Genüsslich widerlegt Frankfurt das Argument, finanzielle Gleichverteilung maximiere den Gesamtnutzen in einer Gesellschaft. Scharfsinnig demontiert er die moralische Plausibilitätsannahme, "dass niemand mehr als genug haben sollte, solange irgendjemand weniger als genug hat".

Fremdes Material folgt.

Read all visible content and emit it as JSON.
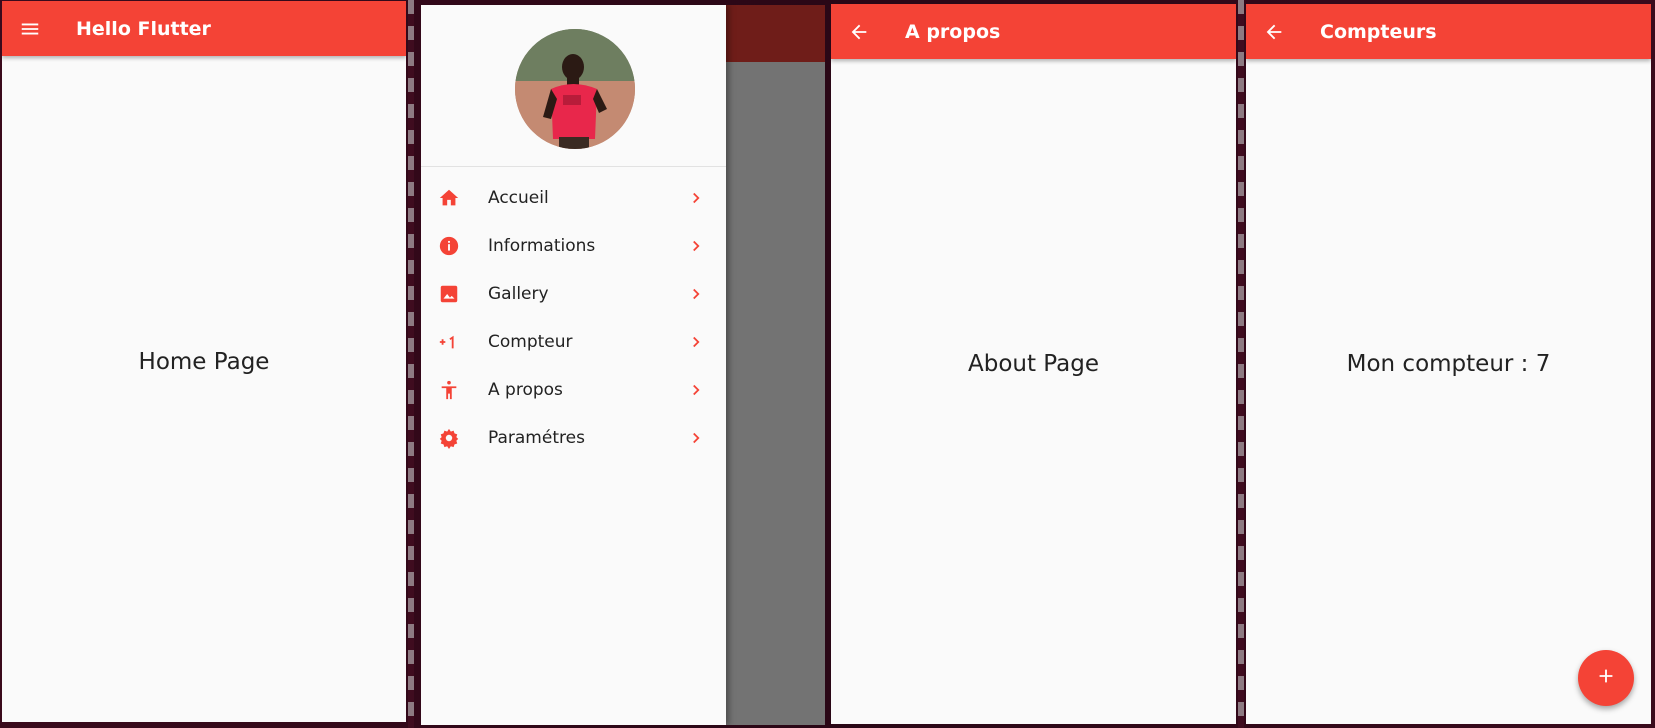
{
  "theme": {
    "primary": "#f44336",
    "scrim": "#737373",
    "background": "#fafafa"
  },
  "home": {
    "title": "Hello Flutter",
    "nav_icon": "menu-icon",
    "body_text": "Home Page"
  },
  "drawer": {
    "avatar": "profile-photo",
    "items": [
      {
        "label": "Accueil",
        "icon": "home-icon"
      },
      {
        "label": "Informations",
        "icon": "info-icon"
      },
      {
        "label": "Gallery",
        "icon": "image-icon"
      },
      {
        "label": "Compteur",
        "icon": "plus-one-icon"
      },
      {
        "label": "A propos",
        "icon": "accessibility-icon"
      },
      {
        "label": "Paramétres",
        "icon": "settings-icon"
      }
    ],
    "trailing_icon": "chevron-right-icon"
  },
  "about": {
    "title": "A propos",
    "nav_icon": "arrow-back-icon",
    "body_text": "About Page"
  },
  "counter": {
    "title": "Compteurs",
    "nav_icon": "arrow-back-icon",
    "body_text": "Mon compteur : 7",
    "fab_icon": "add-icon"
  }
}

Entscheidend sei nämlich die Schwelle, die mit der Umverteilung überschritten werde. Wenn Gleichverteilung alle so schlecht stelle, dass keiner überlebe, sei dies weitaus unmoralischer als eine Ungleichverteilung, die wenigstens einige überleben lasse. Dieses Paradigma gelte moralisch insgesamt, nicht nur im überspitzten Lehrbeispiel.
Das Prinzip Suffizienz
Dem irrigen Prinzip Egalitarismus müsse man das gerechtere Prinzip der Suffizienz entgegenstellen. Dieses fragt, was jemand absolut brauche und nicht, wie er in Relation zu anderen dasteht. "Das Übel besteht schlicht in dem offensichtlichen Umstand, dass schlechte Leben schlecht sind", resümiert der Philosoph, und bedauert die Popularität des Gleichheitsprinzip: "Die große Beliebtheit des ökonomischen Egalitarismus hat unglücklicherweise die Wichtigkeit einer systematischen Untersuchung der analytischen und theoretischen Fragen verdeckt, die der Begriff des Genughabens aufwirft."
Jeder solle genug haben, aber nicht alle brauchen dasselbe. In der Praxis wäre das allerdings schwierig zu bewerkstelligen. Während sich Umverteilung von staatlichen Bürokratien leicht vornehmen lässt – letztlich ist sie nur eine mathematische Aufgabe –, müsste Suffizienz zu einer tieferen Auseinandersetzung mit individuellen Existenzfragen führen. Das will die Politik nicht leisten.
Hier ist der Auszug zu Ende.